I always feel weak saying that I had and still have post-natal depression, because with my first I never saw a doctor about it, or even knew I was suffering from it, at the time. It was around the 7/8 months mark down the line which the health visitor was coming round more often and checking on me, arranging counselling and suggesting i go to the go, i didn’t believe it, or I didn’t want to believe and admit it, it carried on like this until November 2015, it dawned on me, I was clearly very poorly, it had been the terrorist attack in Paris and then night before I was due to leave Luka-James behind with my mum to attend Cheltenham races with my partner for his birthday. I stayed up ALL night, watching SKY news, reading every single news paper article upon the tragic event.
Anxiety had gripped me around the throat and held me hostage of fear, ‘they’re coming for us’ i kept telling myself.
I went to beyond ridiculousness and researched how to keep safe from a terrorist attack, right down to how to survive nuclear bombing. And worked out if London was hit, how bad the nuclear cloud would affect us.
I wrote a plan and emergency plan on how my mum could keep my baby safe whilst I wasn’t with him. I made her promise me she would not leave the house. The day was a blur, a surreal stressful day. But I got through it, somehow. My mum not long after this pleaded with me to speak to my
I think majority of us feel more ready to accept medical conditions and help when a professional has made the diagnosis.
Sometimes you just know with things like this, its the only explanation for the anxiety and inability to cope that I feel everyday minute of the hour, of the day. Life shouldn’t be this hard, your days shouldn’t be just trying to make it through a 3 hourly window, waiting helplessly until your partner arrives home.
There are definite side effects that I still battle daily, from my PND hangover. The knot that still forms in the pit of my stomach when I am reminded by each cry that I have a small baby to tend too, when night feeds are getting tougher, because you just need to sleep these feelings away and hibernate. Because after all we stop feeling once we’re asleep. I make a flippant joke but inside when people ask me how I cope with three children all under the age of 3, I’m trying not to vomit and panic. I feel dreadful that my PND is the sacrifice of a year of my life and sanity for the greater win of brining my newborn baby into this world.

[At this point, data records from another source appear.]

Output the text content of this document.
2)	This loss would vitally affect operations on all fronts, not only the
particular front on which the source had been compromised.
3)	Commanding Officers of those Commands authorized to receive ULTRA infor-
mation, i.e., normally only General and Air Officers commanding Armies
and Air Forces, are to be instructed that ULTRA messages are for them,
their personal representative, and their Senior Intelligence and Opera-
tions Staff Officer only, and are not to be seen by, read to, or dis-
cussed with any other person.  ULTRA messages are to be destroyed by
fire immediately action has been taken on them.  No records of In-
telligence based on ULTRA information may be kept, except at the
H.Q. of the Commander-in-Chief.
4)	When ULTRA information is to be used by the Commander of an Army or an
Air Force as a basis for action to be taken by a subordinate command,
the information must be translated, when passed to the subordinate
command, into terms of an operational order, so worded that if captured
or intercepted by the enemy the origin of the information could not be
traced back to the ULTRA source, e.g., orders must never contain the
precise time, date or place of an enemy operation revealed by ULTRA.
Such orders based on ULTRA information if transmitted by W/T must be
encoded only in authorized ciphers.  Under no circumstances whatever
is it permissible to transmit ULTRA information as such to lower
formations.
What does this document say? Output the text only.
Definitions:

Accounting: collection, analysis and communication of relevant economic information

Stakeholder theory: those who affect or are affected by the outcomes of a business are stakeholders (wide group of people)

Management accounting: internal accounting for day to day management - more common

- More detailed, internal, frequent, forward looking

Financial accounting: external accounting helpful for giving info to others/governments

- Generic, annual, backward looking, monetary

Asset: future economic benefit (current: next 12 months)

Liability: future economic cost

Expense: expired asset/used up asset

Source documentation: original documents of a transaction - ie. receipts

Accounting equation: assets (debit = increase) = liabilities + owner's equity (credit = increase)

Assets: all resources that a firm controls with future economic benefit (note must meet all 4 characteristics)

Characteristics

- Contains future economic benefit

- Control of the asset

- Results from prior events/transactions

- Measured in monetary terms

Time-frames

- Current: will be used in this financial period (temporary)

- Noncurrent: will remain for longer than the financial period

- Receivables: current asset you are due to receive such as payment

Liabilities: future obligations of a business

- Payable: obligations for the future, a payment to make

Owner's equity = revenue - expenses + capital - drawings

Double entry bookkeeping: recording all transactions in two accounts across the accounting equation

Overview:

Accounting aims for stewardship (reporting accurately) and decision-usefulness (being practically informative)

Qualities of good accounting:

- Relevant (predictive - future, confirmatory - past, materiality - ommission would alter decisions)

I am looking forward to one day finally feeling free of this hangover. But in reality i am hoping that when I return to work it shall be my coping mechanism. A chance to escape my guilt of being a bad mum who couldn’t cope. The mum who is so emotionally worn out from the past three years of parenting. To the days I feel I cannot deal with days on my own with them. And now, nearly 3 years after my first experience of PND, I’m still working on that knot in my stomach which appears and I start to panic that I am not able to cope through my day.
Which is insanely sad, because everyone who has met Parker always praises me on how amazing he is doing on breast milk, my chunky big baba. Which is all down to me. How bright, alert and happy he is. Which is all down to my guidance and nurturing. I look for light at the end of the tunnel, I look at my water half full in the glass, getting me through my PND hangover and partly looking forward being free from not suffering from it any longer. I want to regain my strength and happiness. I want to be the mother my children deserve . But that knot is there, quietly reminding me that I am unable to cope in my year at home during my maternity leave. I really want to ignore it but it’s something I have to work towards, gradually.
I wish a full English breakfast and a ice cold Coke would make this hangover disappear.